I've done it in C++, so Rust is probably capable of it if you add enough layers of rc refcell and whatever else it requires to fit into its restricted worldview.
Does Rust actually have container implementations that do all of the following:
* When walking the container (either iterating or looking up, even through a non-mutable reference), call a user-provided predicate (not just builtin "weak" like many languages have via weakset/weakkeymap/weakvaluemap) to detect if a node should be considered "dead", and if so transparently remove the node. [In my experience this is relatively easy to add when you're implementing the container algorithms yourself, though I've never done it for bulk algorithms yet.]

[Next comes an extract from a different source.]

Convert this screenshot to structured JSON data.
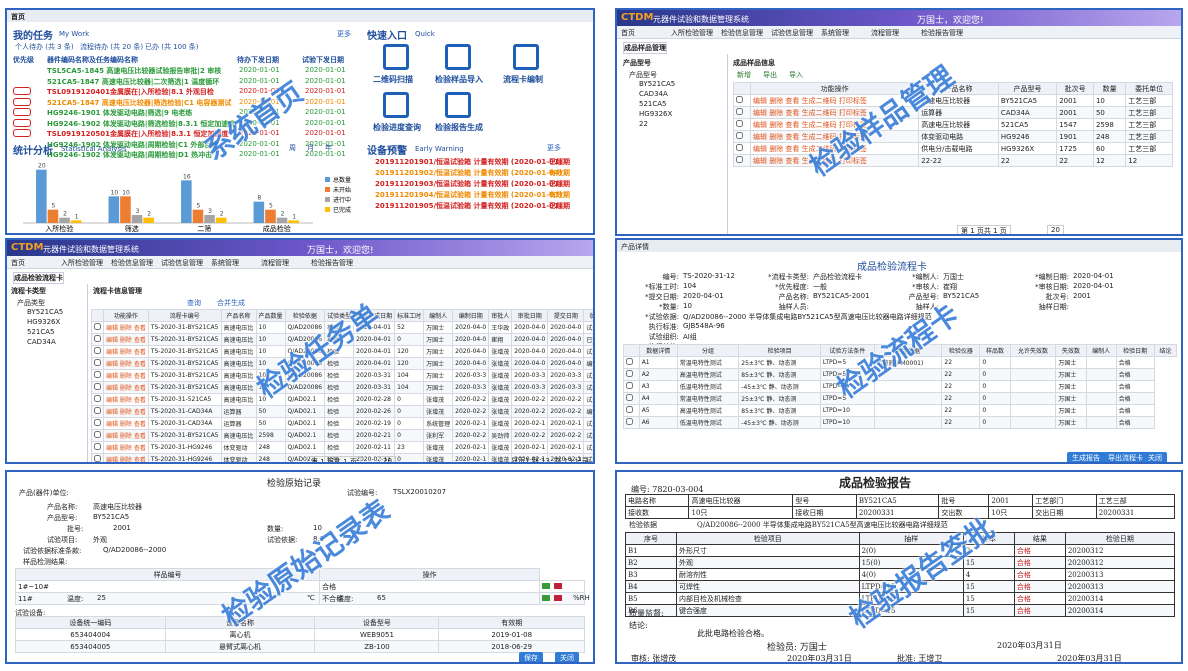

* When looking up a key (which may have different type or identity), the lookup returns the actual key the container had. [This may be impossible for container implementations that split the key.]
Mutating a container through a shared reference means the container either has to be single-threaded (not marked as Sync/Send), or be thread-safe.
The single-threaded ones are easy to make, but Rust will prevent you from sending them to another thread, which is probably something you want.
For thread-safe things, look into the crossbeam crate, it has really good collections.
One I worked with was the dashmap, which has a .retain() method [1] that works over a shared map reference, but runs a closure which gets mutable access to each key and value, and decides whether to keep the pair or not.
Its .get() [2] uses equality (so you can use a different object), but returns a reference to the original key-value pair. The .get_mut() will return it as mutable, but inside a guard that keeps the item locked until it goes out of scope.
`.retain()` unfortunately isn't what I'm talking about, since it's at least O(n) per call. It might be better if you can arrange to call it just once after a batch of operations, but that isn't always the case.
"Delete as you go" usually† adds no space/time complexity to the operations you're already doing (though it does affect the constant factor). It does mean you're giving up on predictable destructor calls, but generally the "heavy" destructor was called by whoever made it expire (e.g. the death of the last remaining shared owner if that's what expiry is based on).
† If many expirations happen at once, this can easily drop to merely amortized time. It's also possible for a container to offer, say, O(1) iteration via dedicated pointers but have a delete operation that's more complicated.
To the first question, not really, and if it did it would be pretty fragile because of mutability requirements. It's fragile in C++ too because of iterator invalidation, Rust mostly turns that into a compiler error.
I didn't have any problem with iterator/pointer invalidation (easy to merge into the same thing), since holding an active iterator inhibited expiration. It's possible to imagine an expiration system that doesn't automatically guarantee this but I didn't have one; the only non-weak-based expiry I had was based on timers, and it's sanest to only count time as elapsing at the heart of the event loop.
Why do so many languages make weak references such second-class citizens? Why do all containers suck so much that you have to implement your own (and that's hoping the language is actually efficient enough to let you?)